Das, was der uns durch Coleridge überlieferte Seemann über seine unglückselige Reise sagt -

Wir war’n die Ersten, die je

In diese ruh’ge See geborsten sind.

hätte auch sehr gut über Melvilles Moby-Dick gesagt werden können. Seine ersten Leser waren schockiert und aufgeschreckt durch die fremde Welt, die ihnen hier enthüllt wurde. Das Buch wurde von den meisten englischen und amerikanischen Kritikern mit Respekt begrüßt, aber auch mit Ungeduld und Fassungslosigkeit. Mehr als die Hälfte aller führenden Fachzeitschriften haben das Werk ignoriert. Die Reaktionen der Übrigen rangierten von glühendem Lob für seinen lebhaften und energischen Stil, bis hin zu strengen Tadeln für seinen Schwulst und die unromanhafte Form. Einigkeit herrschte bei allen Kritikern darüber, dass es eine wilde Mischung aus Philosophie, Blasphemie, Fantasie, Geist, Überschwang und Abenteuer wäre.

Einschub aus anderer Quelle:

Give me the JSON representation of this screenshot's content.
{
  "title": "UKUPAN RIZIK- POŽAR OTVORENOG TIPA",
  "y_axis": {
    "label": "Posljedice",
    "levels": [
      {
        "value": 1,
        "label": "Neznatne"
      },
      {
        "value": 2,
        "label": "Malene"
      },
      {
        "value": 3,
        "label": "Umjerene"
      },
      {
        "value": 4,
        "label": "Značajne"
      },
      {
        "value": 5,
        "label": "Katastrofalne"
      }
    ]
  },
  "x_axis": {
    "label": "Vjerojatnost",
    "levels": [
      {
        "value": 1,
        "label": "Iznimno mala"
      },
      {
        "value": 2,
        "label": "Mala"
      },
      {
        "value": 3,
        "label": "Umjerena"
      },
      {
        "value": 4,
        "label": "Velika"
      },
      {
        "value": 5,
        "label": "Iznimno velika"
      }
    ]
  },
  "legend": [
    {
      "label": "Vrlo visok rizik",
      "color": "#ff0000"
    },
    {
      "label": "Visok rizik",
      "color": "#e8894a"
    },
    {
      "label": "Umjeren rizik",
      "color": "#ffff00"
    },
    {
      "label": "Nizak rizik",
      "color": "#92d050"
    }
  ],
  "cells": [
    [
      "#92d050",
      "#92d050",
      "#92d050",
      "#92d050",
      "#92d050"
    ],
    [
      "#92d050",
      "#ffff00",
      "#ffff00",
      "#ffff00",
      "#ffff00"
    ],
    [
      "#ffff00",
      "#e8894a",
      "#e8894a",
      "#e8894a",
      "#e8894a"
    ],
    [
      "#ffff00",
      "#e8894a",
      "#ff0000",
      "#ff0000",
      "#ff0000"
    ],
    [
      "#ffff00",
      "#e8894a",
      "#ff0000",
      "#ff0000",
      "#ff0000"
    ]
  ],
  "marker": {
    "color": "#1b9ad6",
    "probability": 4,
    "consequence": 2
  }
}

Zunächst schien es so, dass Melville sein Buch wie ein Seeabenteuer angelegt hatte, in der Tradition von Mardi und White Jacket. Am 27. Juni 1850 bereits bot er das teilweise schon komplette Manuskript einem englischen Verleger an, als “eine Fantasieerzählung über Abenteuer, begründet auf bestimmten, wilden Legenden aus der südlichen Pottwalfischerei, und illustriert durch des Autors eigene persönliche Erfahrung aus zwei und mehr Jahren als Harpunier.“ Die Veränderung in seiner Konzeption des Romans scheint aus dem Juli des gleichen Jahres zu rühren, als er Nathaniel Hawthornes Mosses from an Old Manse las. So trafen sich also Melville und Hawthorne im August und fanden sich beide in tiefster Seelenverwandtschaft über tiefgründigen Problemen, die sie aus freiem Willen und absolut unvergleichlich teilten. Später verbrachte Melville noch einige weitere Tage mit Hawthorne auf Lenox, und sie beschäftigten sich mit weiterführendem, herzlichem Austauschen von Gedanken. Melville fand in Hawthorne einen Mann, der seine zutiefst versteckten Andeutungen begriff, ja, der selbst darüber geschrieben hatte, obwohl, in einer Art, die so zurückhaltend und vage war, dass niemand, außer vielleicht nur Melville selbst, ihre Tragweite ermessen konnte. Er erzählte Hawthorne Dinge, die er sich keinem anderen Menschen anzuvertrauen gewagt hätte: “Der Grund dafür, dass die Masse der Menschen Gott fürchtet, und ihn im Grunde nicht mag, liegt darin, dass sie lieber Seinem Herzen misstrauen, und Ihn, ganz Hirn, leiden mögen, wie eine Uhr."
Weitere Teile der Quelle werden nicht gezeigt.